Both Steve and MJ looked at one another when they heard the sound of rain hitting the window across from where they were sitting. “I think it’s the right move,” MJ said.
It hadn’t taken long for a family to choose them. The mother was young, barely into her sophomore year of college and not ready by any means to be a mother. Because of how early the young girl had chosen them, MJ was able to be in the delivery room with her as their child came into the world. While she was in the room, Steve waited outside with Nick. Nick who had no idea what exactly was happening or why he heard screaming or why his mother was in the room with the person screaming. He just knew that his dad said that he was getting a baby brother or sister.

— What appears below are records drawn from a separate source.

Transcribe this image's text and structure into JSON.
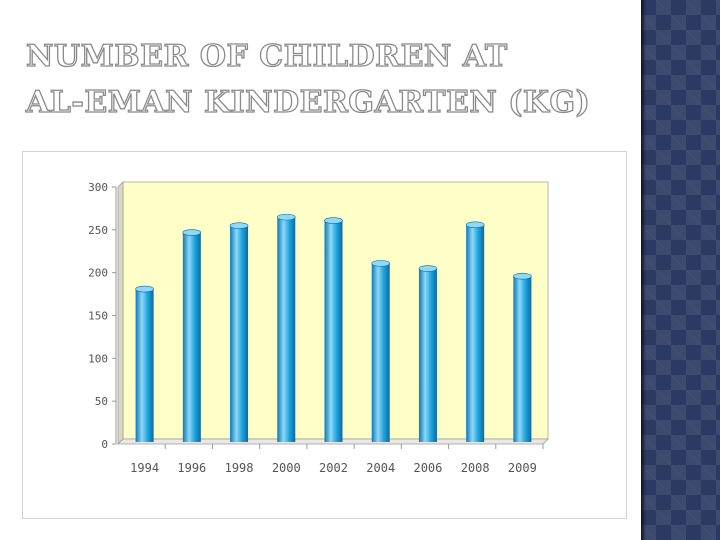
{
  "slide": {
    "title_line1": "NUMBER OF CHILDREN AT",
    "title_line2": "AL-EMAN KINDERGARTEN (KG)"
  },
  "colors": {
    "plot_background": "#ffffc8",
    "bar": "#1aa0dc",
    "bar_highlight": "#8fd8f8",
    "bar_shadow": "#0a6aa0",
    "side_panel": "#2c3a63"
  },
  "chart_data": {
    "type": "bar",
    "categories": [
      "1994",
      "1996",
      "1998",
      "2000",
      "2002",
      "2004",
      "2006",
      "2008",
      "2009"
    ],
    "values": [
      175,
      241,
      249,
      259,
      255,
      205,
      199,
      250,
      190
    ],
    "title": "",
    "xlabel": "",
    "ylabel": "",
    "ylim": [
      0,
      300
    ],
    "yticks": [
      "0",
      "50",
      "100",
      "150",
      "200",
      "250",
      "300"
    ],
    "grid": false,
    "legend": "none",
    "style": "3d-cylinder"
  }
}
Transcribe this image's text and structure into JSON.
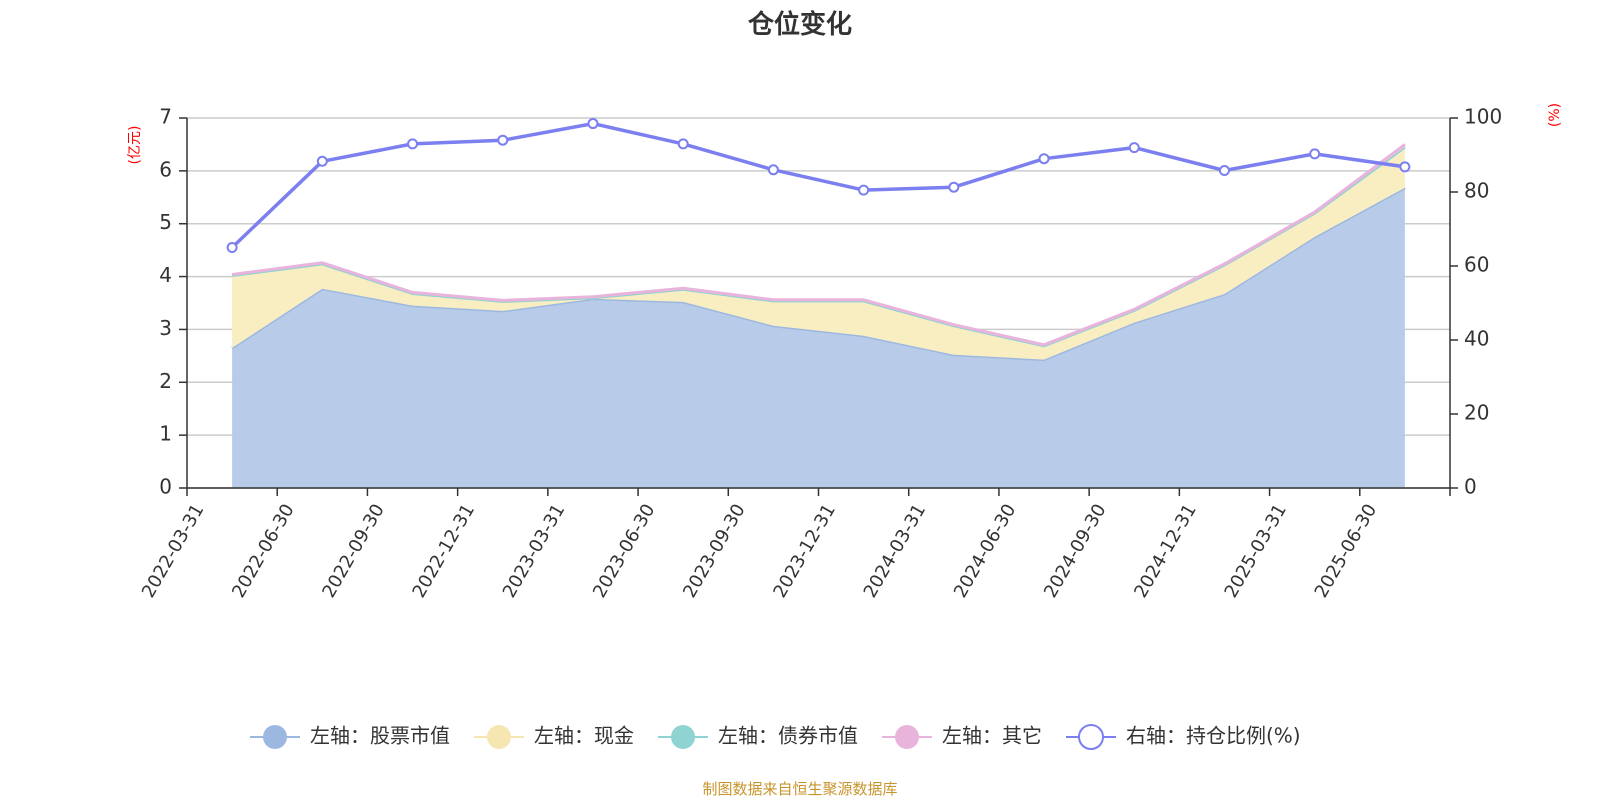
{
  "chart_data": {
    "type": "area",
    "title": "仓位变化",
    "left_unit": "(亿元)",
    "right_unit": "(%)",
    "categories": [
      "2022-03-31",
      "2022-06-30",
      "2022-09-30",
      "2022-12-31",
      "2023-03-31",
      "2023-06-30",
      "2023-09-30",
      "2023-12-31",
      "2024-03-31",
      "2024-06-30",
      "2024-09-30",
      "2024-12-31",
      "2025-03-31",
      "2025-06-30"
    ],
    "left_axis": {
      "ylim": [
        0,
        7
      ],
      "ticks": [
        "0",
        "1",
        "2",
        "3",
        "4",
        "5",
        "6",
        "7"
      ]
    },
    "right_axis": {
      "ylim": [
        0,
        100
      ],
      "ticks": [
        "0",
        "20",
        "40",
        "60",
        "80",
        "100"
      ]
    },
    "grid": true,
    "legend_position": "bottom",
    "series": [
      {
        "name": "左轴：股票市值",
        "axis": "left",
        "style": "area",
        "color": "#9db8e0",
        "fill": "#b8cce9",
        "values": [
          2.65,
          3.77,
          3.45,
          3.35,
          3.58,
          3.52,
          3.07,
          2.88,
          2.52,
          2.43,
          3.13,
          3.67,
          4.75,
          5.68
        ]
      },
      {
        "name": "左轴：现金",
        "axis": "left",
        "style": "area",
        "color": "#f6e7b2",
        "fill": "#f9eec2",
        "values": [
          1.37,
          0.47,
          0.23,
          0.18,
          0.02,
          0.24,
          0.47,
          0.66,
          0.55,
          0.26,
          0.23,
          0.55,
          0.45,
          0.77
        ]
      },
      {
        "name": "左轴：债券市值",
        "axis": "left",
        "style": "area",
        "color": "#8fd3d3",
        "fill": "#b6e2e2",
        "values": [
          0,
          0,
          0,
          0,
          0,
          0,
          0,
          0,
          0,
          0,
          0,
          0,
          0,
          0
        ]
      },
      {
        "name": "左轴：其它",
        "axis": "left",
        "style": "area",
        "color": "#e9b4dc",
        "fill": "#f2cde8",
        "values": [
          0.02,
          0.02,
          0.02,
          0.02,
          0.02,
          0.02,
          0.02,
          0.02,
          0.02,
          0.02,
          0.02,
          0.02,
          0.02,
          0.05
        ]
      },
      {
        "name": "右轴：持仓比例(%)",
        "axis": "right",
        "style": "line",
        "color": "#7b7fef",
        "values": [
          65,
          88.3,
          93,
          94,
          98.5,
          93,
          86,
          80.5,
          81.3,
          89,
          92,
          85.8,
          90.3,
          86.8
        ]
      }
    ]
  },
  "footer": {
    "source": "制图数据来自恒生聚源数据库"
  },
  "colors": {
    "axis": "#333333",
    "grid": "#cccccc",
    "left_unit": "#ff0000",
    "right_unit": "#ff0000"
  }
}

On one side of the young girl was MJ and on the other was the girl’s own mother. The process had been long and exhausting for all parties, but was agreed upon. As the baby entered the world, MJ looked up. It had started to rain. She took a deep breath as tears filled her eyes and she looked at their baby’s face for the first time.
The doctor maneuvered the infant from the birth canal before meeting MJ’s eyes. “It’s a girl.”
Steve heard the first cry and let out a breath. Their baby was here.
Ten minutes later, MJ and the baby had been moved to another room on the labor and delivery floor and a nurse came to get Steve and Nick. As Steve opened the door and saw MJ sitting on the edge of the bed holding their child.
MJ looked up and met Steve’s eyes. “It’s a girl.”
MJ laughed, “that too.”
Steve carried Nick towards MJ and looked down. “She’s beautiful,” he whispered.
“Nick, meet your sister. Mary Fances.”
An hour later, as MJ slept on the bed with Frankie on her chest and Nick tucked into her side, Steve watched them. He couldn’t believe that they were his. His beautiful family.
And now twenty years later as Steve helped MJ into the house, it was raining. Much like their wedding day the rain hadn’t been in the forecast until early that morning. Steve wasn’t sure what it meant this time.
Before Steve pushed the front door open, MJ stopped him. “It’s raining.”
Steve met her eyes, “yeah.”
“Do you remember?”
A laugh escaped his lips, “Oh, MJ. How could I forget? It’s like our sign…”
MJ gave him a tired smile, cutting him off, “what do you think it means this time?”
“I don’t know, but I’m sure that whatever it means, we’re going to be okay. We always are,” Steve said, pulling her into a hug. “I love you, Mary Jane. I fall more in love with you every day.”
She rested her head on his chest, “I love you too.” She looked out at the rain one more time, “could we sit on the swing for a while?”
“Anything for you, sweetheart. Anything.”